Gérard Alaniou fait partie d'un groupe de Français qui a passé la nuit bloqué dans la zone internationale. "On est arrivés [mardi] soir pour prendre notre avion. Juste avant nous, des vols pour Zurich, Tokyo et le vol d'Air France pour Paris sont partis. Nous étions dans la salle de pré-embarquement quand ils nous ont dit que notre vol était annulé. Ils nous ont installés dans le salon de la THAI, on y a dormi sur la moquette. Le personnel nous a apporté des boissons chaudes, des biscuits, [hier] matin un petit déjeuner, et à midi un déjeuner".

Vincent Renard était avec un autre groupe de 18 touristes français venus de Normandie. En voyage au Cambodge, ils devaient regagner la France mardi soir, via Bangkok. Ils se sont retrouvés coincés dans la zone de transit international de l'aéroport avec environ 3 à 4.000 personnes. Ils n'ont pu sortir de cette zone que mercredi en milieu de journée, pour être conduits dans un hôtel.

Vaccin SNCF

"Quand on est arrivé, on nous a parlés de retards d'avion, explique le Français, nous avions appris par TV5 Monde qu'il y avait des manifestations. Après ça, on se serait crus en France pendant des grèves de la SNCF, nous n'avions aucune information, rien du tout. On est restés toute la nuit dans l'aéroport. Au bout d'un certain temps ils nous ont nourris tout à fait correctement, le temps qu'ils s'organisent. Ce n'est pas facile avec 4-5000 personnes, dit-il. Mais ils ont l'air passablement débordés. Nous n'avons eu absolument personne parlant français, poursuit-il, et comme nous ne parlons pas très bien anglais, on a eu du mal à saisir quelle était la situation. Finalement on a réussi à comprendre qu'ils voulaient la démission du premier ministre, donc ils ont pris l'aéroport en otage et les passagers avec. Le problème c'est qu'on ne sait pas du tout ce qu'ont fait les autorités françaises. L'ambassade brille par son absence".
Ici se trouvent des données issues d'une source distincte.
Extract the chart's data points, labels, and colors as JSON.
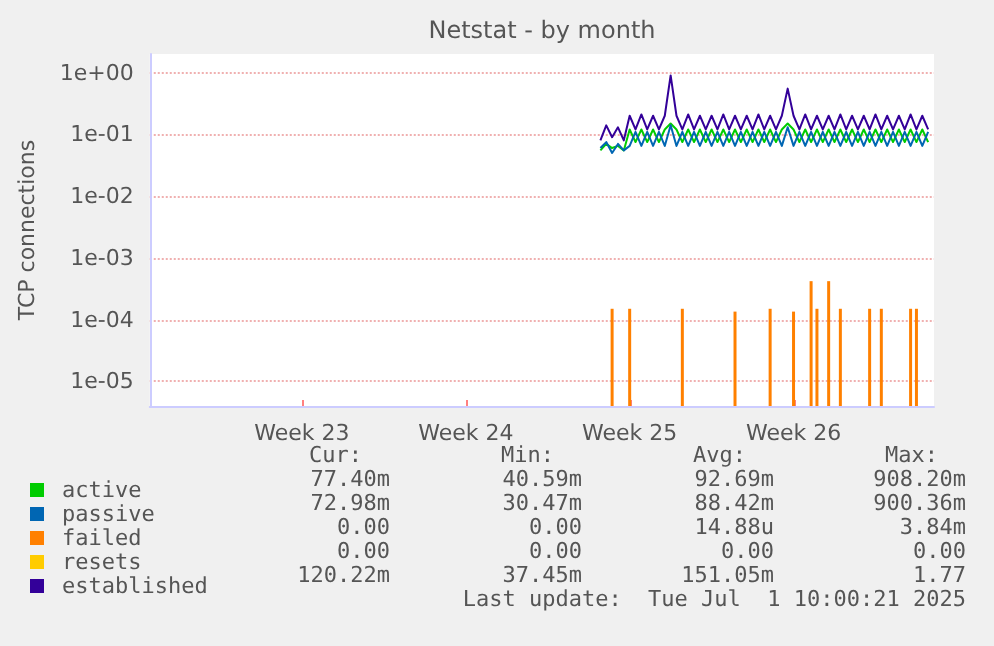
{
  "chart_data": {
    "type": "line",
    "title": "Netstat - by month",
    "ylabel": "TCP connections",
    "categories": [
      null,
      null,
      null,
      null,
      null,
      null,
      null,
      null,
      null,
      null,
      null,
      null,
      null,
      null,
      null,
      null,
      null,
      null,
      null,
      null,
      null,
      null,
      null,
      null,
      null,
      null,
      "Week 23",
      null,
      null,
      null,
      null,
      null,
      null,
      null,
      null,
      null,
      null,
      null,
      null,
      null,
      null,
      null,
      null,
      null,
      null,
      null,
      null,
      null,
      null,
      null,
      null,
      null,
      null,
      null,
      "Week 24",
      null,
      null,
      null,
      null,
      null,
      null,
      null,
      null,
      null,
      null,
      null,
      null,
      null,
      null,
      null,
      null,
      null,
      null,
      null,
      null,
      null,
      null,
      null,
      null,
      null,
      null,
      null,
      "Week 25",
      null,
      null,
      null,
      null,
      null,
      null,
      null,
      null,
      null,
      null,
      null,
      null,
      null,
      null,
      null,
      null,
      null,
      null,
      null,
      null,
      null,
      null,
      null,
      null,
      null,
      null,
      null,
      "Week 26",
      null,
      null,
      null,
      null,
      null,
      null,
      null,
      null,
      null,
      null,
      null,
      null,
      null,
      null,
      null,
      null,
      null,
      null,
      null,
      null,
      null,
      null,
      null,
      null
    ],
    "series": [
      {
        "name": "active",
        "color": "#00cc00",
        "values": [
          null,
          null,
          null,
          null,
          null,
          null,
          null,
          null,
          null,
          null,
          null,
          null,
          null,
          null,
          null,
          null,
          null,
          null,
          null,
          null,
          null,
          null,
          null,
          null,
          null,
          null,
          null,
          null,
          null,
          null,
          null,
          null,
          null,
          null,
          null,
          null,
          null,
          null,
          null,
          null,
          null,
          null,
          null,
          null,
          null,
          null,
          null,
          null,
          null,
          null,
          null,
          null,
          null,
          null,
          null,
          null,
          null,
          null,
          null,
          null,
          null,
          null,
          null,
          null,
          null,
          null,
          null,
          null,
          null,
          null,
          null,
          null,
          null,
          null,
          null,
          null,
          null,
          0.055,
          0.07,
          0.06,
          0.065,
          0.055,
          0.12,
          0.075,
          0.12,
          0.075,
          0.12,
          0.075,
          0.12,
          0.15,
          0.12,
          0.075,
          0.12,
          0.075,
          0.12,
          0.075,
          0.12,
          0.075,
          0.12,
          0.075,
          0.12,
          0.075,
          0.12,
          0.075,
          0.12,
          0.075,
          0.12,
          0.075,
          0.12,
          0.15,
          0.12,
          0.075,
          0.12,
          0.075,
          0.12,
          0.075,
          0.12,
          0.075,
          0.12,
          0.075,
          0.12,
          0.075,
          0.12,
          0.075,
          0.12,
          0.075,
          0.12,
          0.075,
          0.12,
          0.075,
          0.12,
          0.075,
          0.12,
          0.075,
          null
        ]
      },
      {
        "name": "passive",
        "color": "#0066b3",
        "values": [
          null,
          null,
          null,
          null,
          null,
          null,
          null,
          null,
          null,
          null,
          null,
          null,
          null,
          null,
          null,
          null,
          null,
          null,
          null,
          null,
          null,
          null,
          null,
          null,
          null,
          null,
          null,
          null,
          null,
          null,
          null,
          null,
          null,
          null,
          null,
          null,
          null,
          null,
          null,
          null,
          null,
          null,
          null,
          null,
          null,
          null,
          null,
          null,
          null,
          null,
          null,
          null,
          null,
          null,
          null,
          null,
          null,
          null,
          null,
          null,
          null,
          null,
          null,
          null,
          null,
          null,
          null,
          null,
          null,
          null,
          null,
          null,
          null,
          null,
          null,
          null,
          null,
          0.06,
          0.075,
          0.05,
          0.07,
          0.055,
          0.065,
          0.11,
          0.065,
          0.11,
          0.065,
          0.11,
          0.065,
          0.14,
          0.065,
          0.11,
          0.065,
          0.11,
          0.065,
          0.11,
          0.065,
          0.11,
          0.065,
          0.11,
          0.065,
          0.11,
          0.065,
          0.11,
          0.065,
          0.11,
          0.065,
          0.11,
          0.065,
          0.13,
          0.065,
          0.11,
          0.065,
          0.11,
          0.065,
          0.11,
          0.065,
          0.11,
          0.065,
          0.11,
          0.065,
          0.11,
          0.065,
          0.11,
          0.065,
          0.11,
          0.065,
          0.11,
          0.065,
          0.11,
          0.065,
          0.11,
          0.065,
          0.11,
          null
        ]
      },
      {
        "name": "failed",
        "color": "#ff8000",
        "type": "bar",
        "values": [
          null,
          null,
          null,
          null,
          null,
          null,
          null,
          null,
          null,
          null,
          null,
          null,
          null,
          null,
          null,
          null,
          null,
          null,
          null,
          null,
          null,
          null,
          null,
          null,
          null,
          null,
          null,
          null,
          null,
          null,
          null,
          null,
          null,
          null,
          null,
          null,
          null,
          null,
          null,
          null,
          null,
          null,
          null,
          null,
          null,
          null,
          null,
          null,
          null,
          null,
          null,
          null,
          null,
          null,
          null,
          null,
          null,
          null,
          null,
          null,
          null,
          null,
          null,
          null,
          null,
          null,
          null,
          null,
          null,
          null,
          null,
          null,
          null,
          null,
          null,
          null,
          null,
          null,
          null,
          0.00015,
          null,
          null,
          0.00015,
          null,
          null,
          null,
          null,
          null,
          null,
          null,
          null,
          0.00015,
          null,
          null,
          null,
          null,
          null,
          null,
          null,
          null,
          0.000135,
          null,
          null,
          null,
          null,
          null,
          0.00015,
          null,
          null,
          null,
          0.000135,
          null,
          null,
          0.00042,
          0.00015,
          null,
          0.00042,
          null,
          0.00015,
          null,
          null,
          null,
          null,
          0.00015,
          null,
          0.00015,
          null,
          null,
          null,
          null,
          0.00015,
          0.00015,
          null,
          null,
          null
        ]
      },
      {
        "name": "resets",
        "color": "#ffcc00",
        "values": [
          null,
          null,
          null,
          null,
          null,
          null,
          null,
          null,
          null,
          null,
          null,
          null,
          null,
          null,
          null,
          null,
          null,
          null,
          null,
          null,
          null,
          null,
          null,
          null,
          null,
          null,
          null,
          null,
          null,
          null,
          null,
          null,
          null,
          null,
          null,
          null,
          null,
          null,
          null,
          null,
          null,
          null,
          null,
          null,
          null,
          null,
          null,
          null,
          null,
          null,
          null,
          null,
          null,
          null,
          null,
          null,
          null,
          null,
          null,
          null,
          null,
          null,
          null,
          null,
          null,
          null,
          null,
          null,
          null,
          null,
          null,
          null,
          null,
          null,
          null,
          null,
          null,
          null,
          null,
          null,
          null,
          null,
          null,
          null,
          null,
          null,
          null,
          null,
          null,
          null,
          null,
          null,
          null,
          null,
          null,
          null,
          null,
          null,
          null,
          null,
          null,
          null,
          null,
          null,
          null,
          null,
          null,
          null,
          null,
          null,
          null,
          null,
          null,
          null,
          null,
          null,
          null,
          null,
          null,
          null,
          null,
          null,
          null,
          null,
          null,
          null,
          null,
          null,
          null,
          null,
          null,
          null,
          null,
          null,
          null
        ]
      },
      {
        "name": "established",
        "color": "#330099",
        "values": [
          null,
          null,
          null,
          null,
          null,
          null,
          null,
          null,
          null,
          null,
          null,
          null,
          null,
          null,
          null,
          null,
          null,
          null,
          null,
          null,
          null,
          null,
          null,
          null,
          null,
          null,
          null,
          null,
          null,
          null,
          null,
          null,
          null,
          null,
          null,
          null,
          null,
          null,
          null,
          null,
          null,
          null,
          null,
          null,
          null,
          null,
          null,
          null,
          null,
          null,
          null,
          null,
          null,
          null,
          null,
          null,
          null,
          null,
          null,
          null,
          null,
          null,
          null,
          null,
          null,
          null,
          null,
          null,
          null,
          null,
          null,
          null,
          null,
          null,
          null,
          null,
          null,
          0.08,
          0.14,
          0.09,
          0.13,
          0.08,
          0.2,
          0.12,
          0.21,
          0.12,
          0.2,
          0.12,
          0.2,
          0.9,
          0.2,
          0.12,
          0.21,
          0.12,
          0.2,
          0.12,
          0.2,
          0.12,
          0.21,
          0.12,
          0.2,
          0.12,
          0.2,
          0.12,
          0.21,
          0.12,
          0.2,
          0.12,
          0.2,
          0.55,
          0.2,
          0.12,
          0.21,
          0.12,
          0.2,
          0.12,
          0.2,
          0.12,
          0.21,
          0.12,
          0.2,
          0.12,
          0.2,
          0.12,
          0.21,
          0.12,
          0.2,
          0.12,
          0.2,
          0.12,
          0.21,
          0.12,
          0.2,
          0.12,
          null
        ]
      }
    ],
    "ylim": [
      4e-06,
      2
    ],
    "yticks": [
      {
        "value": 1,
        "label": "1e+00"
      },
      {
        "value": 0.1,
        "label": "1e-01"
      },
      {
        "value": 0.01,
        "label": "1e-02"
      },
      {
        "value": 0.001,
        "label": "1e-03"
      },
      {
        "value": 0.0001,
        "label": "1e-04"
      },
      {
        "value": 1e-05,
        "label": "1e-05"
      }
    ],
    "log": "y",
    "grid": "y",
    "legend": "bottom left",
    "marker": "none",
    "line_style": "solid",
    "annotations": [
      "Cur:",
      "Min:",
      "Avg:",
      "Max:",
      "77.40m",
      "40.59m",
      "92.69m",
      "908.20m",
      "72.98m",
      "30.47m",
      "88.42m",
      "900.36m",
      "0.00",
      "0.00",
      "14.88u",
      "3.84m",
      "0.00",
      "0.00",
      "0.00",
      "0.00",
      "120.22m",
      "37.45m",
      "151.05m",
      "1.77",
      "Last update:  Tue Jul  1 10:00:21 2025"
    ]
  }
}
Peu avant 13h, des centaines de passagers ont commencé à être évacués lentement vers la ville à bord d'autobus. Au moment de l'évacuation des voyageurs, alors qu'il ne restait plus que les gens de l'APD, un sentiment d'inquiétude était perceptible parmi les manifestants, la peur d'une évacuation violente. Vers 21h, il restait encore quelques voyageurs qui n'avaient pas été informés de l'évacuation.